为什么if（Boolean.TRUE）{...}和if（true）{...}在Java中的工作方式不同

Question

I want to know the difference between Boolean.TRUE and true values inside an if clause. Why does it give me a compilation error (that a value may not have been initialized) when I use Boolean.TRUE instead of true .

Below is my code :

public class Test {

    public void method1() {
        int x;
        if(Boolean.TRUE) {
            x = 200;
        }
        System.out.println("x: " + x);   // Compilation error       
    }

    public void method2() {
        int x;
        if(true) {
            x = 200;
        }
        System.out.println("x: " + x);   // Compiles fine
    }
}

Answer 1

Short answer
For if (true) the compiler can deduce that x has been initialized before it's being read. This does not hold for the if (Boolean.TRUE) case.

Formal answer:
All local variables must have a definite assignment before being read ( 14.4.2. Execution of Local Variable Declarations ):

[...] If a declarator does not have an initialization expression, then every reference to the variable must be preceded by execution of an assignment to the variable , or a compile-time error occurs by the rules of §16.

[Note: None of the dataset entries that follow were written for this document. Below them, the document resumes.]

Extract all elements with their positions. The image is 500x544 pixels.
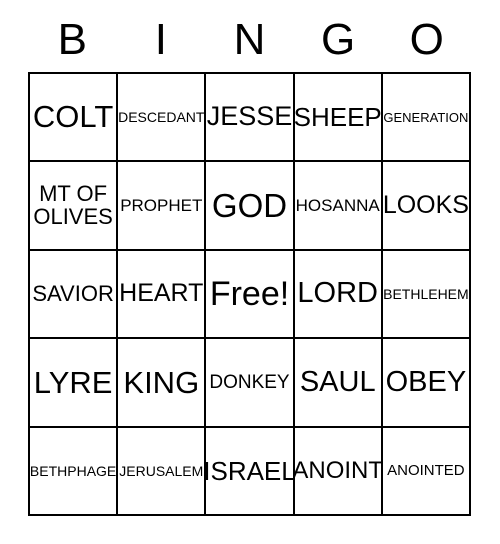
bingo-cell-label: MT OF OLIVES [33, 181, 113, 229]
bingo-cell-label: BETHPHAGE [30, 462, 117, 479]
bingo-cell[interactable]: JERUSALEM [118, 427, 207, 516]
bingo-cell[interactable]: SAUL [294, 339, 383, 428]
bingo-cell-label: HOSANNA [295, 195, 380, 215]
bingo-cell-label: JERUSALEM [119, 462, 204, 479]
bingo-cell[interactable]: OBEY [382, 339, 471, 428]
bingo-free-space-cell[interactable]: Free! [206, 250, 295, 340]
bingo-cell-label: SAUL [299, 365, 376, 398]
bingo-cell-label: LOOKS [382, 190, 469, 219]
bingo-cell[interactable]: SAVIOR [30, 250, 119, 340]
bingo-cell-label: GOD [211, 186, 288, 224]
bingo-cell[interactable]: ISRAEL [206, 427, 295, 516]
bingo-cell-label: Free! [209, 274, 290, 313]
bingo-cell[interactable]: LYRE [30, 339, 119, 428]
bingo-cell[interactable]: LOOKS [382, 162, 471, 251]
bingo-cell[interactable]: GENERATION [382, 74, 471, 163]
bingo-cell-label: SAVIOR [32, 280, 114, 306]
bingo-cell-label: COLT [32, 99, 114, 135]
bingo-cell[interactable]: JESSE [206, 74, 295, 163]
bingo-cell[interactable]: ANOINTED [382, 427, 471, 516]
bingo-cell[interactable]: BETHPHAGE [30, 427, 119, 516]
bingo-cell-label: BETHLEHEM [383, 285, 469, 302]
bingo-cell[interactable]: KING [118, 339, 207, 428]
bingo-cell[interactable]: DESCEDANT [118, 74, 207, 163]
bingo-cell-label: PROPHET [120, 195, 203, 215]
bingo-cell-label: LYRE [33, 364, 113, 400]
bingo-cell-label: ANOINTED [387, 462, 465, 480]
bingo-header-row: BINGO [28, 8, 471, 72]
bingo-cell[interactable]: MT OF OLIVES [30, 162, 119, 251]
bingo-header-letter-o: O [409, 15, 444, 64]
bingo-cell-label: HEART [119, 279, 204, 308]
bingo-cell[interactable]: PROPHET [118, 162, 207, 251]
bingo-cell-label: DONKEY [209, 371, 290, 393]
bingo-cell[interactable]: DONKEY [206, 339, 295, 428]
bingo-cell[interactable]: ANOINT [294, 427, 383, 516]
bingo-cell[interactable]: HOSANNA [294, 162, 383, 251]
bingo-header-letter-b: B [57, 15, 87, 64]
bingo-cell-label: DESCEDANT [118, 109, 205, 126]
bingo-cell-label: OBEY [385, 365, 467, 398]
bingo-cell[interactable]: SHEEP [294, 74, 383, 163]
bingo-cell[interactable]: COLT [30, 74, 119, 163]
bingo-cell-label: SHEEP [294, 101, 382, 132]
bingo-cell[interactable]: GOD [206, 162, 295, 251]
bingo-header-letter-g: G [320, 15, 356, 64]
bingo-cell-label: ANOINT [294, 456, 383, 484]
bingo-cell-label: LORD [297, 277, 378, 310]
bingo-cell[interactable]: HEART [118, 250, 207, 340]
bingo-cell[interactable]: BETHLEHEM [382, 250, 471, 340]
bingo-header-letter-n: N [233, 15, 266, 64]
bingo-cell-label: KING [123, 364, 200, 400]
bingo-grid: COLT DESCEDANT JESSE SHEEP GENERATION MT OF O… [28, 72, 471, 516]
bingo-cell-label: ISRAEL [206, 455, 295, 486]
bingo-cell-label: JESSE [206, 101, 293, 132]
bingo-card: B I N G O COLT DESCEDANT JESSE SHEEP GENERATION M… [28, 8, 471, 516]
bingo-cell[interactable]: LORD [294, 250, 383, 340]
bingo-header-letter-i: I [154, 15, 167, 64]
bingo-cell-label: GENERATION [383, 109, 469, 125]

In this case there's an if statement involved in the code preceding the reference to the variable, so the compiler performs some flow analysis. However, as spelled out in Chapter 16. Definite Assignment :

Except for the special treatment of the conditional boolean operators && , || , and ? : ? : and of boolean-valued constant expressions , the values of expressions are not taken into account in the flow analysis.

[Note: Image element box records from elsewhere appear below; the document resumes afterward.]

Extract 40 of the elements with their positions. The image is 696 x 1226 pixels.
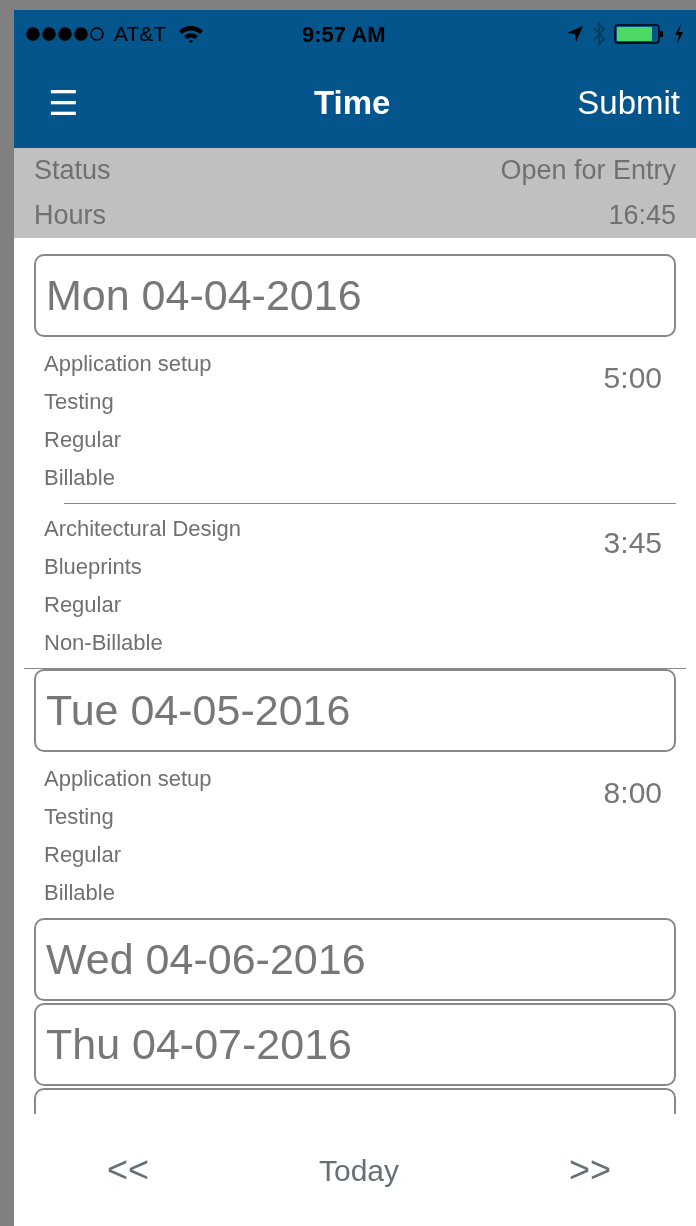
- battery-icon: [614, 23, 666, 45]
- entry-detail: Application setup: [44, 765, 212, 793]
- clock-time: 9:57 AM: [302, 20, 386, 49]
- screen-title: Time: [314, 83, 391, 124]
- entry-detail: Billable: [44, 464, 116, 492]
- summary-label: Status: [34, 154, 111, 188]
- time-entry[interactable]: Application setup Testing Regular Billable 5:00: [34, 345, 676, 503]
- previous-week-button[interactable]: <<: [106, 1143, 149, 1197]
- signal-icon: [26, 27, 106, 41]
- entry-detail: Regular: [44, 841, 123, 869]
- time-entry[interactable]: Architectural Design Blueprints Regular Non-Billable 3:45: [34, 510, 676, 668]
- day-header[interactable]: Thu 04-07-2016: [34, 1003, 676, 1086]
- entry-detail: Non-Billable: [44, 629, 164, 657]
- bluetooth-icon: [592, 22, 606, 46]
- menu-button[interactable]: ☰: [48, 86, 79, 120]
- entry-detail: Testing: [44, 388, 115, 416]
- day-header[interactable]: Mon 04-04-2016: [34, 254, 676, 337]
- location-arrow-icon: [566, 25, 584, 43]
- entry-detail: Blueprints: [44, 553, 143, 581]
- entry-hours: 3:45: [603, 528, 662, 561]
- entry-detail: Regular: [44, 591, 123, 619]
- day-header[interactable]: Tue 04-05-2016: [34, 669, 676, 752]
- wifi-icon: [178, 24, 205, 44]
- submit-button[interactable]: Submit: [577, 78, 680, 128]
- charging-bolt-icon: [674, 24, 684, 44]
- entry-detail: Architectural Design: [44, 515, 241, 543]
- entry-hours: 5:00: [603, 363, 662, 396]
- entry-detail: Testing: [44, 803, 115, 831]
- time-entry[interactable]: Application setup Testing Regular Billable 8:00: [34, 760, 676, 918]
- entry-hours: 8:00: [603, 778, 662, 811]
- carrier-name: AT&T: [114, 21, 167, 48]
- next-week-button[interactable]: >>: [568, 1143, 611, 1197]
- entry-detail: Application setup: [44, 350, 212, 378]
- entry-detail: Billable: [44, 879, 116, 907]
- today-button[interactable]: Today: [318, 1147, 399, 1193]
- entry-detail: Regular: [44, 426, 123, 454]
- day-header[interactable]: Wed 04-06-2016: [34, 918, 676, 1001]
- summary-value: 16:45: [608, 199, 676, 233]
- summary-value: Open for Entry: [500, 154, 676, 188]
- summary-label: Hours: [34, 199, 107, 233]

So since true is a boolean-valued constant expression and Boolean.TRUE (which is a reference to a value on the heap, subject to auto-unboxing etc) is not it follows that

if (true) {
    x = 200;
}

yields a definite assignment of x while

if (Boolean.TRUE) {
    x = 200;
}

does not.

Answer 2

The difference exists because one is a true constant while the other is just mimicking one.

The compiler will look at things like if statements and try to figure out whether they will always be a given expression ( == true , == false , == null , etc) but it will only do this up to a certain level.

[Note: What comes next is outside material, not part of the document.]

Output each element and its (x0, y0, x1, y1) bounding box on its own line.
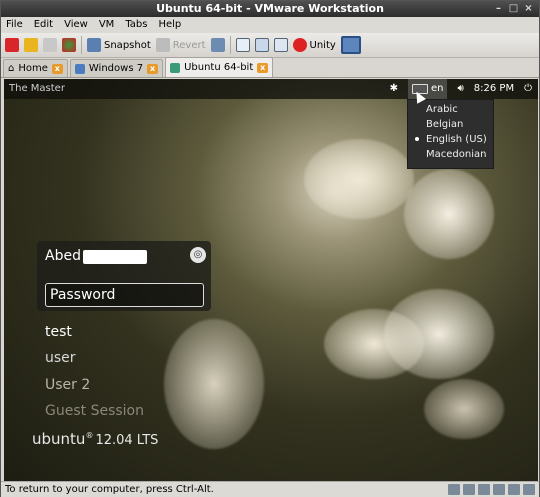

In the case of true there is no ambiguity: it will always undoubtedly represent "true". However Boolean.TRUE is just a field, which is apparently not as far as the compiler is willing to go.

public static final Boolean TRUE = new Boolean(true);

Think for example about what would be done if reflection is involved.

You can see this clearly when you introduce an extra level of complexity:

public static void main(String[] args) {
    int x;
    if(getCondition()) {
        x = 5;
    }
    System.out.println(x);
} 

private static boolean getCondition(){
    return true;
}

Even though the expression will always be true, the compiler still complains that x might be unassigned. Only the most rudimentary verification is done to help you.

Answer 3

It does throw this error because it does not know what hides behind Boolean.TRUE . TRUE is a static field of the type boolean in the class Boolean, but its value could also be false . It isn't obviously, 'though.